Laki-laki ini terkejut dengan sebuah pertanyaan yang jawabannya sangat mudah, dia menjawab harus dikembalikan.

Padahal wanita ini hanyalah membuat perumpamaaan perhiasan yang dipinjam dengan istrinya. Istri berada di sisinya sebagai pinjaman dan semua yang ada di dunia hanyalah titipan dan pinjaman. Harta, keluarga dan anak-anak. Allah pasti mengambil kembali titipanNya. Manakala wanita ini mengarahkan pandangan laki-laki itu kepada persamaan antara keadaannya dengan keadaan perhiasan pinjaman, maka dia tersadar dan mengoreksi kekeliruannya.

Faidah

1- Seorang ulama bisa lalai terhadap apa yang mereka ketahui dan mengerti sebagaimana alim fakih ini lalai terhadap kewajiban bersabar pada waktu turunnya musibah yang diketahui oleh semua orang.

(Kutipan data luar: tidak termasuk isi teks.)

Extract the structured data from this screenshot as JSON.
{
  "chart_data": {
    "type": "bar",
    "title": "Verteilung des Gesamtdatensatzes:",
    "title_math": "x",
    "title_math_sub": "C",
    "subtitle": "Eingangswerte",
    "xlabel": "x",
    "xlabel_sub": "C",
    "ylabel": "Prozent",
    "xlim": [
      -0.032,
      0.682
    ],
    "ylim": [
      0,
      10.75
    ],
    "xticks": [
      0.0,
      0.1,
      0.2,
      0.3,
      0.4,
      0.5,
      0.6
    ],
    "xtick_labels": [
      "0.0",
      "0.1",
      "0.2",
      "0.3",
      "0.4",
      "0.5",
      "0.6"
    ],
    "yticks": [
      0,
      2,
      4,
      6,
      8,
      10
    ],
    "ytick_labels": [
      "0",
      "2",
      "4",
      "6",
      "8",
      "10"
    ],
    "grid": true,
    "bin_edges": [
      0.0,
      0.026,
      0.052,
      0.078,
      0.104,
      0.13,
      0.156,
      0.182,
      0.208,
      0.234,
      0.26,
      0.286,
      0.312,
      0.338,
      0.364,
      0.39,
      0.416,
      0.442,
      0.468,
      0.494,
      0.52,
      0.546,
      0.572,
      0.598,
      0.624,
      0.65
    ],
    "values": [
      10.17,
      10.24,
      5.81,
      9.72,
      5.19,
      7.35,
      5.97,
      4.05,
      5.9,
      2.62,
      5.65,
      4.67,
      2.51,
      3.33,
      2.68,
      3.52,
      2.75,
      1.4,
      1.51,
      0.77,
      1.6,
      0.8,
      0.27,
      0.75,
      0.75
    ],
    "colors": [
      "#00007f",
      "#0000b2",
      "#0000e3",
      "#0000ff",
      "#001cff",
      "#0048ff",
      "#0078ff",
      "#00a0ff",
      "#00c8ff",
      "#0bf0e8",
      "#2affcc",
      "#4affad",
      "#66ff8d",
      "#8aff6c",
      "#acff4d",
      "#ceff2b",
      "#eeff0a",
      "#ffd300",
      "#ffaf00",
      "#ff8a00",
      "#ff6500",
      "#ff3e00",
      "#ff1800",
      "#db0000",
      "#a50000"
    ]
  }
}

2- Bahwa apa yang Allah ambil hanyalah apa yang Dia titipkan kepada kita. Dia adalah pemiliknya sejati, kapan Dia mengambil dan bagaimana Dia mengambil adalah terserah Dia.

3- Orang pandai lagi berakal agar menunjukkan kesalahan dan kelalaian orang lain seperti yang dilakukan oleh wanita ini terhadap alim itu. Ilmu dan pemahaman bukan monopoli kaum laki-laki saja. Tetapi dimiliki bersama. Wanita ini telah menyadarkan laki-laki alim.

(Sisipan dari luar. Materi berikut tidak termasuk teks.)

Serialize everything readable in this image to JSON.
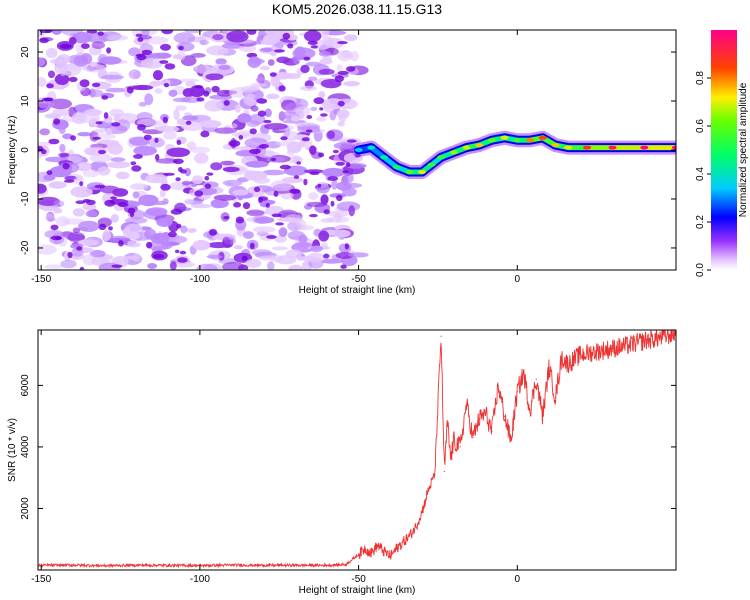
{
  "title": "KOM5.2026.038.11.15.G13",
  "chart_data": [
    {
      "type": "heatmap",
      "name": "spectrogram",
      "xlabel": "Height of straight line (km)",
      "ylabel": "Frequency (Hz)",
      "xlim": [
        -151,
        50
      ],
      "ylim": [
        -24.5,
        24.5
      ],
      "xticks": [
        -150,
        -100,
        -50,
        0
      ],
      "yticks": [
        -20,
        -10,
        0,
        10,
        20
      ],
      "colorbar": {
        "label": "Normalized spectral amplitude",
        "range": [
          0.0,
          1.0
        ],
        "ticks": [
          0.0,
          0.2,
          0.4,
          0.6,
          0.8
        ],
        "tick_labels": [
          "0.0",
          "0.2",
          "0.4",
          "0.6",
          "0.8"
        ],
        "colors": [
          "#ffffff",
          "#cc88ff",
          "#8800ff",
          "#0000ff",
          "#00ffff",
          "#00ff00",
          "#ffff00",
          "#ff0000",
          "#ff0088"
        ]
      },
      "noise_region_x": [
        -151,
        -50
      ],
      "signal_ridge": {
        "x": [
          -50,
          -46,
          -42,
          -38,
          -34,
          -30,
          -27,
          -24,
          -20,
          -16,
          -12,
          -8,
          -4,
          0,
          4,
          8,
          12,
          16,
          22,
          30,
          40,
          50
        ],
        "frequency": [
          0,
          0.5,
          -1.5,
          -3.5,
          -4.5,
          -4.5,
          -3,
          -1.5,
          -0.5,
          0.5,
          1,
          2,
          2.5,
          2,
          2,
          2.5,
          1,
          0.5,
          0.5,
          0.5,
          0.5,
          0.5
        ],
        "amplitude": [
          0.35,
          0.4,
          0.45,
          0.5,
          0.6,
          0.7,
          0.55,
          0.55,
          0.65,
          0.7,
          0.75,
          0.6,
          0.7,
          0.55,
          0.8,
          0.85,
          0.75,
          0.7,
          0.9,
          0.95,
          1.0,
          1.0
        ]
      }
    },
    {
      "type": "line",
      "name": "snr",
      "xlabel": "Height of straight line (km)",
      "ylabel": "SNR (10 * v/v)",
      "xlim": [
        -151,
        50
      ],
      "ylim": [
        0,
        7800
      ],
      "xticks": [
        -150,
        -100,
        -50,
        0
      ],
      "yticks": [
        2000,
        4000,
        6000
      ],
      "series": [
        {
          "name": "SNR",
          "color": "#ee3333",
          "x": [
            -151,
            -140,
            -130,
            -120,
            -110,
            -100,
            -90,
            -80,
            -70,
            -60,
            -54,
            -50,
            -48,
            -46,
            -44,
            -42,
            -40,
            -38,
            -36,
            -34,
            -32,
            -30,
            -28,
            -26,
            -24,
            -23,
            -22,
            -21,
            -20,
            -18,
            -16,
            -14,
            -12,
            -10,
            -8,
            -6,
            -4,
            -2,
            0,
            2,
            4,
            6,
            8,
            10,
            12,
            14,
            16,
            20,
            25,
            30,
            35,
            40,
            45,
            50
          ],
          "y": [
            150,
            160,
            140,
            155,
            150,
            145,
            160,
            150,
            155,
            150,
            180,
            500,
            700,
            550,
            800,
            600,
            450,
            700,
            900,
            1100,
            1400,
            1900,
            2600,
            3100,
            7600,
            3200,
            4800,
            3600,
            4200,
            4000,
            5400,
            4300,
            4900,
            5100,
            4500,
            6000,
            5000,
            4200,
            5800,
            6400,
            5200,
            6200,
            5000,
            6600,
            5600,
            6900,
            6700,
            7000,
            7100,
            7200,
            7300,
            7450,
            7550,
            7700
          ]
        }
      ]
    }
  ]
}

4- Tidak ada halangan bagi wanita berusaha mengajarkan dan menyebarkan kebaikan kepada manusia jika dia bisa menjaga diri dari mudharat dan tidak terjerumus ke dalam hal yang diharamkan.

5- Pentingnya membuat perumpamaan. Perumpamaan menghilangkan syubhat, melenyapkan kesulitan, meluruskan orang yang melenceng dan memberi nasehat kepada orang yang sesat dengan cara yang halus namun mengena.

6- Menghibur orang-orang dengan berita orang-orang terdahulu yang sama dengan keadaan orang yang diberi nasehat. Wallahu a’lam.